SOCIETY CULTURE RELIGION
Professor of Sociology
I’m a sociologist based at Trinity Western University in Langley, British Columbia. My research focuses on cultural analyses of religion. I have written about immigration and religion, evangelicalism, Pentecostalism, and globalization. I teach courses on the sociology of religion, religion and culture, globalization, and theory.
Explore this site to see the projects I've worked on and feel free to contact me with any questions you have about my research and teaching.
PHD, UNIVERSITY OF OTTAWA
My doctoral research assessed the impact of migration from Africa, Asia, and Latin America on Christianity in Canada.

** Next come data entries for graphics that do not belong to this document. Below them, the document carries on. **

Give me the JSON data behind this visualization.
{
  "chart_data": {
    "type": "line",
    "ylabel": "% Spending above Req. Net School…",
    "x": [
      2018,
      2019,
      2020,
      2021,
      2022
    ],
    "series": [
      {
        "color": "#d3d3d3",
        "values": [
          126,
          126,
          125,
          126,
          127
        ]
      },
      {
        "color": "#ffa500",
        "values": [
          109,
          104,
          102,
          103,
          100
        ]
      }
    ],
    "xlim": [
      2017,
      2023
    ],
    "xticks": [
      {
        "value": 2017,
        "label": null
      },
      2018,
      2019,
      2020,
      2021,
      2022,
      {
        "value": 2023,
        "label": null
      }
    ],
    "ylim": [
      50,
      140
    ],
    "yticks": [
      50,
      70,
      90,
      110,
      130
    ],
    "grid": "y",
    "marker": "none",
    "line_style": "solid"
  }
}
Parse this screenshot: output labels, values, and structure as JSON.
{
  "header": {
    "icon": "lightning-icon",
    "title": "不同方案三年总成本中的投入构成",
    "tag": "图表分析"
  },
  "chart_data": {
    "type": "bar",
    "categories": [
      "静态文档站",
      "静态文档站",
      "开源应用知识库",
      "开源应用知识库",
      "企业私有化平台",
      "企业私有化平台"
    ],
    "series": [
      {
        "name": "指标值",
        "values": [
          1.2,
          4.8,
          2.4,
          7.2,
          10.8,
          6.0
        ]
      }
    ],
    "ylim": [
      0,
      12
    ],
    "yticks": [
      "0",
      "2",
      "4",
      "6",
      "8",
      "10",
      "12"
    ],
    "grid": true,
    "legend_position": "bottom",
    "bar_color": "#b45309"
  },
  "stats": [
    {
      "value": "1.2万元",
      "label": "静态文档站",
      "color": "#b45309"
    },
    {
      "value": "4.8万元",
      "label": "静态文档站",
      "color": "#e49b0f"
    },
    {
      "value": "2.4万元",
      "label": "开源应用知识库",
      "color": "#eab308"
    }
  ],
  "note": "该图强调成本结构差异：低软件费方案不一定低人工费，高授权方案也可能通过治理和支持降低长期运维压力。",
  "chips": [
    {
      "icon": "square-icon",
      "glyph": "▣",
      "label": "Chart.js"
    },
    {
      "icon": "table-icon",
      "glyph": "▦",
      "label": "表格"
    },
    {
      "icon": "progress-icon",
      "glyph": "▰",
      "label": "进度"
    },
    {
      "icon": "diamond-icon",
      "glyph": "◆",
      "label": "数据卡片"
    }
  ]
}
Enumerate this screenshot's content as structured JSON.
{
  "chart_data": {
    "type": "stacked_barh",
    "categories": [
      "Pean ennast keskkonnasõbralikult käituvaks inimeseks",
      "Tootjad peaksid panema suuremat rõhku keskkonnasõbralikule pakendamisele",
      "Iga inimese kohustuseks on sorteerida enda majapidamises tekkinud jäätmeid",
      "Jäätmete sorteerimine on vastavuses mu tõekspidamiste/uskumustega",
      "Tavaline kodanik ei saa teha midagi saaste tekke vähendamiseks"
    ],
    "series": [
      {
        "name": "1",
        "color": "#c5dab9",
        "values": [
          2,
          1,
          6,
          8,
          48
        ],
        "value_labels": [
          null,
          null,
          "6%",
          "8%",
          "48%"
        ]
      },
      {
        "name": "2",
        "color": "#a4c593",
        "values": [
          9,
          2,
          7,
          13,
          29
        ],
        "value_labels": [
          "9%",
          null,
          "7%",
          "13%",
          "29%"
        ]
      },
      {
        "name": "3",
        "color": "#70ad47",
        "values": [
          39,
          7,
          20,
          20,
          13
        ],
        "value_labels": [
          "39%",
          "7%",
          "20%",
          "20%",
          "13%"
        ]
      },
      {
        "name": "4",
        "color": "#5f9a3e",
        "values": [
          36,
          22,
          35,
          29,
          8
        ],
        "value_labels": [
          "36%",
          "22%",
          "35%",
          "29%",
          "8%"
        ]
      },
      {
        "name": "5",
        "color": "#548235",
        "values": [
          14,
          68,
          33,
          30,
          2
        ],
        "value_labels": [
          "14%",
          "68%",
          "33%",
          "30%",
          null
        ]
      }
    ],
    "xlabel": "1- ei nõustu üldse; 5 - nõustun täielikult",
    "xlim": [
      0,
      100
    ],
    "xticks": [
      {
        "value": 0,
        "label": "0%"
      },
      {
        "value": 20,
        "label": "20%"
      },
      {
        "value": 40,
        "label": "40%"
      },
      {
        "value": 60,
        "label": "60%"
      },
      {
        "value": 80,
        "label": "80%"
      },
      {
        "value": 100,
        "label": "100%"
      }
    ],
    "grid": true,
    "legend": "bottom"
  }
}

MA, WILFRID LAURIER UNIVERSITY
My master's degree focused on social scientific approaches for understanding religion and culture.
BA, CARLETON UNIVERSITY
I completed my bachelor's degree in the department of Sociology and Anthropology.
Flourishing congregations is a multi-year and multi-funded project from the Social Sciences and Humanities Research Council of Canada and the Coalition of Christian Colleges and Universities. Joel Thiessen at Ambrose University is a leader in the study of Canadian congregations and together we are working to understand how congregations flourish among Roman Catholic, historic Protestant, and evangelical Protestant churches.
RELIGION, SPIRITUALITY, SECULARITY, AND SOCIETY IN THE PACIFIC NORTHWEST
This project was funded by the Social Sciences and Humanities Research Council of Canada to study the growing rates of "no religion" in the Pacific Northwest. I worked with project team leader Paul Bramadat at the Centre for Studies in Religion and Society. The book Religion at the Edge: Nature, Spirituality, and Secularity in the Pacific Northwest is one outcome of the project.
AFTER THE REVIVAL: PENTECOSTALISM AND THE MAKING OF A CANADIAN CHURCH
I worked with Linda Ambrose, Laurentian University to conduct a cultural analysis of Pentecostalism in Canada. The result was the book, After the Revival, published by McGill-Queen's University Press. Our book project was funded by the Federation for the Humanities and Social Sciences, Social Sciences and Humanities Research Council, Awards to Scholarly Publications Program.
VIEWS OF DIVERSITY IN A KOREAN CONGREGATION
This was a follow-up study funded by the Religion and Diversity Project (SSHRC) to study what the members of an immigrant congregation thought about multiculturalism in Canada. Earlier projects examined transnational ties between Canada and Korea and the views of second-generation young adults.